3. MIMIC/Multiple-group Hybrid Model of Age Effects.
Studies of age differences in FFA factors typically suffer the same methodological shortcomings as those of gender differences. However, the tests of invariance become even more complex in that age is a continuous variable rather that a natural categorical variable with a few discrete groups (like gender). Valid interpretations of age differences assume that that there is measurement invariance across all possible intervals of the age continuum under consideration. Multiple-group tests of invariance for continuous variables require that the continuous variables be divided into a relatively small number of groups, but there are inherent dangers in transforming continuous variables into categorical variables (MacCallum, Zhang, Preacher & Rucker, 2002). Within the CFA literature, there are traditionally two approaches to this problem, each with counter-balancing strengths and limitations: The MIMIC and the multiple-group approaches (e.g., Marsh, Tracey & Craven, 2006). The MIMIC model regresses the latent variables (the FFA factors) onto other variables (continuous, like age, or categorical, like gender). However, there are important limitations in the capability of the MIMIC model to evaluate invariance assumptions: Only the invariance of item intercepts and factor means can be tested. In the multiple group approach, it is possible to pursue the more rigorous tests of invariance presented in Table 1. However, for continuous variables, these tests require researchers to transform continuous variables into a relatively small number of categories that constitute the multiple groups.
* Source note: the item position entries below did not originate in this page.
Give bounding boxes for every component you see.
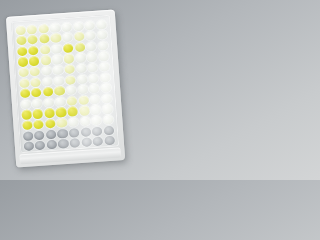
well-r5c4 [53, 65, 64, 75]
well-r6c5 [65, 75, 76, 85]
well-r9c2 [33, 109, 44, 119]
well-r1c5 [61, 22, 72, 32]
well-r2c1 [16, 36, 27, 46]
well-r2c2 [28, 35, 39, 45]
well-r2c3 [39, 34, 50, 44]
well-r11c1 [23, 131, 34, 141]
well-r7c3 [43, 87, 54, 97]
well-r8c4 [55, 97, 66, 107]
microplate-tray [6, 9, 125, 167]
well-r9c1 [21, 110, 32, 120]
well-r10c3 [45, 119, 56, 129]
well-r10c2 [33, 120, 44, 130]
well-r12c2 [35, 141, 46, 151]
well-r11c2 [34, 130, 45, 140]
well-r6c3 [42, 77, 53, 87]
well-r12c6 [81, 138, 92, 148]
well-r2c7 [85, 31, 96, 41]
well-r8c7 [90, 94, 101, 104]
well-r12c4 [58, 139, 69, 149]
well-r10c8 [103, 115, 114, 125]
well-r7c4 [54, 86, 65, 96]
well-r8c8 [101, 94, 112, 104]
well-r6c4 [54, 76, 65, 86]
well-r2c6 [74, 32, 85, 42]
well-r5c8 [99, 62, 110, 72]
well-r10c1 [22, 120, 33, 130]
well-r6c1 [19, 78, 30, 88]
well-r1c4 [50, 23, 61, 33]
well-r4c2 [29, 56, 40, 66]
well-r4c4 [52, 55, 63, 65]
well-r11c8 [104, 125, 115, 135]
well-r11c3 [46, 129, 57, 139]
well-r6c2 [30, 77, 41, 87]
well-r11c5 [69, 128, 80, 138]
well-r8c6 [78, 95, 89, 105]
well-r8c2 [32, 99, 43, 109]
well-r7c8 [101, 83, 112, 93]
well-r12c5 [70, 138, 81, 148]
well-r3c1 [17, 46, 28, 56]
well-r1c6 [73, 21, 84, 31]
well-r9c6 [79, 106, 90, 116]
well-r8c1 [20, 99, 31, 109]
well-r9c4 [56, 107, 67, 117]
well-r7c7 [89, 84, 100, 94]
well-r8c5 [67, 96, 78, 106]
well-r1c3 [38, 24, 49, 34]
well-r4c1 [17, 57, 28, 67]
well-r4c3 [41, 55, 52, 65]
well-r10c4 [57, 118, 68, 128]
well-r5c1 [18, 68, 29, 78]
well-r1c1 [15, 25, 26, 35]
well-r7c1 [20, 89, 31, 99]
well-r9c7 [91, 105, 102, 115]
well-r5c6 [76, 64, 87, 74]
well-grid [14, 19, 115, 152]
well-r3c6 [75, 42, 86, 52]
well-r4c7 [87, 52, 98, 62]
well-r4c6 [75, 53, 86, 63]
well-r11c7 [92, 126, 103, 136]
well-r11c6 [80, 127, 91, 137]
well-r2c5 [62, 33, 73, 43]
well-r10c5 [68, 117, 79, 127]
well-r4c8 [98, 51, 109, 61]
well-r10c6 [80, 116, 91, 126]
well-r3c2 [28, 46, 39, 56]
well-r3c8 [98, 41, 109, 51]
well-r1c8 [96, 20, 107, 30]
well-r7c2 [31, 88, 42, 98]
well-r7c6 [77, 85, 88, 95]
photo-scene [0, 0, 135, 180]
well-r7c5 [66, 86, 77, 96]
well-r1c7 [85, 20, 96, 30]
well-r2c8 [97, 30, 108, 40]
well-r12c1 [23, 142, 34, 152]
well-r5c7 [88, 63, 99, 73]
well-r5c5 [64, 64, 75, 74]
microplate [11, 15, 119, 154]
well-r9c3 [44, 108, 55, 118]
well-r6c6 [77, 74, 88, 84]
well-r5c2 [30, 67, 41, 77]
well-r9c8 [102, 104, 113, 114]
well-r3c3 [40, 45, 51, 55]
well-r6c7 [88, 73, 99, 83]
well-r12c7 [93, 137, 104, 147]
well-r2c4 [51, 33, 62, 43]
well-r5c3 [41, 66, 52, 76]
well-r8c3 [44, 98, 55, 108]
well-r3c5 [63, 43, 74, 53]
well-r3c4 [51, 44, 62, 54]
well-r10c7 [91, 116, 102, 126]
well-r12c3 [46, 140, 57, 150]
well-r4c5 [64, 54, 75, 64]
well-r11c4 [57, 129, 68, 139]
well-r1c2 [27, 25, 38, 35]
well-r3c7 [86, 42, 97, 52]
well-r12c8 [104, 136, 115, 146]
well-r9c5 [67, 107, 78, 117]
well-r6c8 [100, 73, 111, 83]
Marsh, Tracey and Craven (2006) proposed a hybrid approach involving an integration of interpretations based on both MIMIC and multiple group approaches. The multiple group approach is used to test invariance assumptions that cannot easily be tested with the MIMIC approach and the MIMIC approach is used to infer differences in relation to a score continuum rather than discrete groups. So long as the two approaches converge to similar interpretations, there is support for the construct validity of these interpretations (e.g., Marsh, Martin & Hau, 2006).